Influenza is an acute usually self limiting respiratory illness affecting the upper and/or the lower respiratory tracts caused by infection with influenza viruses A or B, members of the Orthomyxoviridae family (Nicholson 1992). The illness is characterised by the abrupt onset of specific systemic symptoms such as headache, fever, general aches, weakness and myalgia, accompanied by respiratory tract signs, particularly cough and sore throat. However, a wide spectrum of clinical presentations may occur, ranging from mild, afebrile upper respiratory illness, to illness with severe prostration and respiratory and systemic signs and symptoms.
Uncomplicated influenza generally resolves over a 2 to 5-day period. In a significant minority, however, symptoms of weakness and malaise may persist for several weeks, particularly in the elderly. The most common complication that occurs during outbreaks of influenza is pneumonia (both viral and bacterial pneumonia). In addition a number of extra-pulmonary complications may occur including Reye's syndrome in children (most commonly between 2 and 16), myocarditis, pericarditis and central nervous system disease including encephalitis, transverse myelitis and Guillain-Barrè syndrome (Wiselka 1994).
Influenza virus genome consists of 8 single-stranded segments of viral RNA. Because the genome is segmented, there is a high frequency for rearrangements of the genes and this has been noted to occurs frequently during infection of cells with more than one influenza A virus.
Influenza viruses designation (A, B or C) is based on antigenic characteristics of the nucleoproteins and matrix protein antigens. Influenza A viruses are further subdivided on the basis of the surface hemagglutinin (HA) and neuraminidase (NA) antigens. The hemagglutinin serves as a site by which virus binds to the respiratory epithelium cell receptors, while neuraminidase degrades the receptor and may be play a role in release of the virus from infected cells after replication has taken place (Ahmed 1996).

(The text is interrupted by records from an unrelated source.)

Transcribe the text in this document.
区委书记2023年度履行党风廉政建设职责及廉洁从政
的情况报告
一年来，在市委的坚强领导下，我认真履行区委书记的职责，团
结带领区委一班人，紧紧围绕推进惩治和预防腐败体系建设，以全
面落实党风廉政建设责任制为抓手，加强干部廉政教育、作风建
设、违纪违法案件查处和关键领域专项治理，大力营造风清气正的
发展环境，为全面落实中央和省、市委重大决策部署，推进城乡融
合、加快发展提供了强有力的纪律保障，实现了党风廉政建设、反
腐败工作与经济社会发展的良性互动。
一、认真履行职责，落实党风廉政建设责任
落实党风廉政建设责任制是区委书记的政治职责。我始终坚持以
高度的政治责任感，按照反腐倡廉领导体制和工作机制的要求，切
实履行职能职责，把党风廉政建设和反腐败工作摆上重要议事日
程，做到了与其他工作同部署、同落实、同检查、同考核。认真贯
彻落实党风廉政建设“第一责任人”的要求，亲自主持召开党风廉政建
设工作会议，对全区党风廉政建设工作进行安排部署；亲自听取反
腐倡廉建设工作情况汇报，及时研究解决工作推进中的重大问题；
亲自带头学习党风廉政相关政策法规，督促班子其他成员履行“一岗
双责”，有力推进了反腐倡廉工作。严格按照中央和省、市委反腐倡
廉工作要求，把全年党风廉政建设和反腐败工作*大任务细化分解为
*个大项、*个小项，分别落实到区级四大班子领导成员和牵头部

In the last 110 years there have been five pandemics caused by different influenza A viral subtypes. The Spanish influenza pandemic (1918-1919) is considered to have caused an estimated 40 million deaths world-wide. Pandemics usually arise in China where pigs, ducks and humans live in a very so close proximity and spread westward to the rest of Asia, Europe and America (Bonn 1997). Major variations are referred to as "antigenic shifts", as a result of the re-assortment of genome segments between viral strains. Minor variations likely arising from point mutations are called "antigenic drifts" and cause local or more isolated epidemics (Fleming 1999).
A major determination of severity and spread of outbreaks of influenza is the level of immunity present in the population at risk. When an antigenically novel influenza virus emerges to which little or no antibody is present in a community, extensive outbreaks may occur. When the absence of antibody is world-wide, epidemic disease may spread around the globe, resulting in a pandemic (Claas 1998).
Nowdays there are two main measures for the treatment and prophylaxis of influenza viruses: immunisation by using of inactivated influenza vaccines directly isolated from influenza A and B viruses circulating during the previous season, and specific antiviral agents (Demicheli 2000).
The main antiviral agents are amantadine hydrochloride and rimantadine hydrochloride. Both compounds are reported to be effective by interfering with the replication cycle of type A viruses (but not type B) by affecting ion channel activity through the cell membrane. Amantadine is active only against the influenza A viruses and has been licensed for the prophylaxis and treatment of influenza A virus infection by the FDA in 1976 (Jefferson 2000). Rimantadine has been licensed in the USA in 1993 only for prophylaxis in children as well as for the treatment and prophylaxis of adults (Advisor 1994). Physician are invited to "consider" its use because it appears to be equally efficacious and is associated with less frequent central nervous system side effects than amantadine (Advisor 1994). Five to twenty percent of patients in the course of treatment with amantadine develop side effects that limited the clinical use of this drug (Bryson 1980).
Manifestations of influenza in children and the elderly are different when compared to those in adults. Given the epidemiological form that influenza viruses take and the virulence with which they mutate and replicate among populations, it seems clear that these two subgroups, i.e., children and elderly, are among the most susceptible (Nicholson 1992), and could suffer even more from side effects that could derive from the treatments under study.
The efficacy of amantadine and rimantadine for treatment and prevention of influenza A in adults has already been the topic of a review (Jefferson 2000). Results of this review confirmed that both the compounds had a comparable effectiveness in the prevention and treatment of influenza A in healthy adults, although rimantadine induced fewer adverse effects than amantadine.
Another systematic review investigating the effects of these drugs in children and the elderly is yet unpublished (Burls). Our aim is to carry out a systematic review of the effects and safety of amantadine and rimantadine in children and the elderly, with particular attention to the drug's side effects, in a Cochrane format. Adults aged 14 to 60 are excluded from our review.